尻もちのイラスト(女性) 俳優の菊池桃子さん(54歳)が、8月4日、自宅で転倒し、「仙骨を骨折」して入院治療を受けることになったとニュースになっていました。幸い、手術は必要ないようです。菊地さんは高齢者の年代ではないので、転倒で骨折したということであれば、他の健康上の要因が加わって、骨が折れた状態になったのかもしれません。おそらく、自宅で滑るか落ちるという状況から尻もちをつくように後方に転び、骨盤部を強く床面に打ち付けたのでしょう。

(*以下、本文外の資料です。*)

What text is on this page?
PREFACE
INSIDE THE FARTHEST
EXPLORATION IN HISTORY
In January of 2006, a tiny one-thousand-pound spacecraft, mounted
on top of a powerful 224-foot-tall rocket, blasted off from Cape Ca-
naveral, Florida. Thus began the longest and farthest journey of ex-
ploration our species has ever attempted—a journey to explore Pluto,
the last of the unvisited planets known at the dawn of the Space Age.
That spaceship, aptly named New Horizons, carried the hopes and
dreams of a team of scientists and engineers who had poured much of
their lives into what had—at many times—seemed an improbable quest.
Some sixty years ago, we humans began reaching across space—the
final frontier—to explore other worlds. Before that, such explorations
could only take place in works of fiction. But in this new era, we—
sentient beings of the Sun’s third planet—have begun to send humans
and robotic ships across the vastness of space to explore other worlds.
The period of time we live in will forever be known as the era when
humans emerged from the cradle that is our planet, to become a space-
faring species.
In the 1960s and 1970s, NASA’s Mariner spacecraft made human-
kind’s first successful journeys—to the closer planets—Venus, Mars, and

 近年、超高齢社会となった現状を反映して、高齢者(特に80代以上)の転倒による骨盤骨折が増加しています。実は、仙骨骨折は通常のX線写真ではなかなか診断することが難しく、MRI(磁気共鳴画像診断装置)CT(コンピューター断層撮影法)で検査確認して、初めて骨折しているかどうかの診断ができる例も少なくないのです。

 元々、仙骨には空洞部分がありますが(特に女性は多い)、骨粗しょう症を有していると、さらに空洞が大きくなり折れやすくなってしまいます。したがって、仙骨骨折の治療には、安静・臥床の他、骨を作る作用のある副甲状腺ホルモンの投与など、骨粗しょう症の治療も行うことが求められる例が多いのです。

 仙骨は、英語ではholy bone、ほかの言語でも同様に、「神聖な」という意味が込められているようです。転んで神聖な骨を折ることのないよう、不老不死の「仙」人とはいかないまでも、高齢になっても元気で活動を続けたいものです。